Choosing a collection
The conventional Rust advice:
| Need | Collection |
|---|---|
| Growable list, indexed access | Vec<T> |
| Queue, double-ended | VecDeque<T> |
| Hash-based key-value | HashMap<K, V> |
| Ordered key-value | BTreeMap<K, V> |
| Hash-based set | HashSet<T> |
| Ordered set | BTreeSet<T> |
| Priority queue | BinaryHeap<T> |
| Fixed-size array | [T; N] |
Common patterns
Building a vec from an iterator
let squares: Vec<i32> = (1..=10).map(|n| n * n).collect();
let evens: Vec<i32> = (1..=20).filter(|&n| n % 2 == 0).collect();
The .collect() admits substantial conciseness for vector construction.
Counting occurrences
use std::collections::HashMap;
fn word_count(text: &str) -> HashMap<&str, i32> {
let mut counts: HashMap<&str, i32> = HashMap::new();
for word in text.split_whitespace() {
*counts.entry(word).or_insert(0) += 1;
}
counts
}
Group by
use std::collections::HashMap;
fn group_by_length(words: &[&str]) -> HashMap<usize, Vec<&str>> {
let mut groups: HashMap<usize, Vec<&str>> = HashMap::new();
for word in words {
groups.entry(word.len()).or_insert_with(Vec::new).push(*word);
}
groups
}
Tuple-struct newtype
struct UserId(u64);
struct GroupId(u64);
fn assign_to_group(user: UserId, group: GroupId) {
// can't accidentally swap the arguments
}
The newtype pattern admits compile-time distinction between semantically distinct types.
Using #[derive]
#[derive(Debug, Clone, PartialEq, Eq, Hash)]

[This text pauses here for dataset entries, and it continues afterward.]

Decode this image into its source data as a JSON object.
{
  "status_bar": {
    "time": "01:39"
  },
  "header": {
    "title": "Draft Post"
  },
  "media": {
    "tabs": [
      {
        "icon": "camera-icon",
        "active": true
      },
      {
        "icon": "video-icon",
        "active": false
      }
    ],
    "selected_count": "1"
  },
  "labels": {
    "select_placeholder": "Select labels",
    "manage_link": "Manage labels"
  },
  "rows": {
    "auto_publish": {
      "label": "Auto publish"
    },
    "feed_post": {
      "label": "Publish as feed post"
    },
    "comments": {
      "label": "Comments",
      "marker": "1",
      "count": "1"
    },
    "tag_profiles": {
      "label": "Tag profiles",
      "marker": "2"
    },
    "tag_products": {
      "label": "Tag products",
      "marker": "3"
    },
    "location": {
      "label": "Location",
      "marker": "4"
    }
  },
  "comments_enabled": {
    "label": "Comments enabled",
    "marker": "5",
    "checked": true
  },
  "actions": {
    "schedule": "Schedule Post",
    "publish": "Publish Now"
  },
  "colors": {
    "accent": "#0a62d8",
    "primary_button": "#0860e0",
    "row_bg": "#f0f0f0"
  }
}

struct Point { x: i32, y: i32 }
let p1 = Point { x: 0, y: 0 };
let p2 = p1.clone(); // Clone
let p3 = Point { x: 0, y: 0 };
println!("{:?}", p1); // Debug
println!("{}", p1 == p3); // PartialEq
use std::collections::HashSet;
let mut set: HashSet<Point> = HashSet::new(); // Hash, Eq
set.insert(p1);
The #[derive] admits auto-implementing common traits; treated in Traits.
A note on the conventional discipline
The contemporary Rust data-structure advice:
- Use
Vec<T>by default — for almost all sequence needs. - Use
Stringfor owned strings,&strfor borrowed. - Use
HashMapby default for key-value;BTreeMaponly when order matters. - Use newtypes for semantic distinction.
- Derive
Debug, Clone, PartialEqon most data types. - Implement methods in
implblocks; group related operations. - Prefer enums over flag-based representations — sum types prevent invalid states.
The combination — value-typed structs, sum-typed enums, ownership-aware collections, hash-and-tree map alternatives — is the substance of Rust’s data-structure surface. The conventional discipline is to choose the type that admits expressing the data’s invariants directly.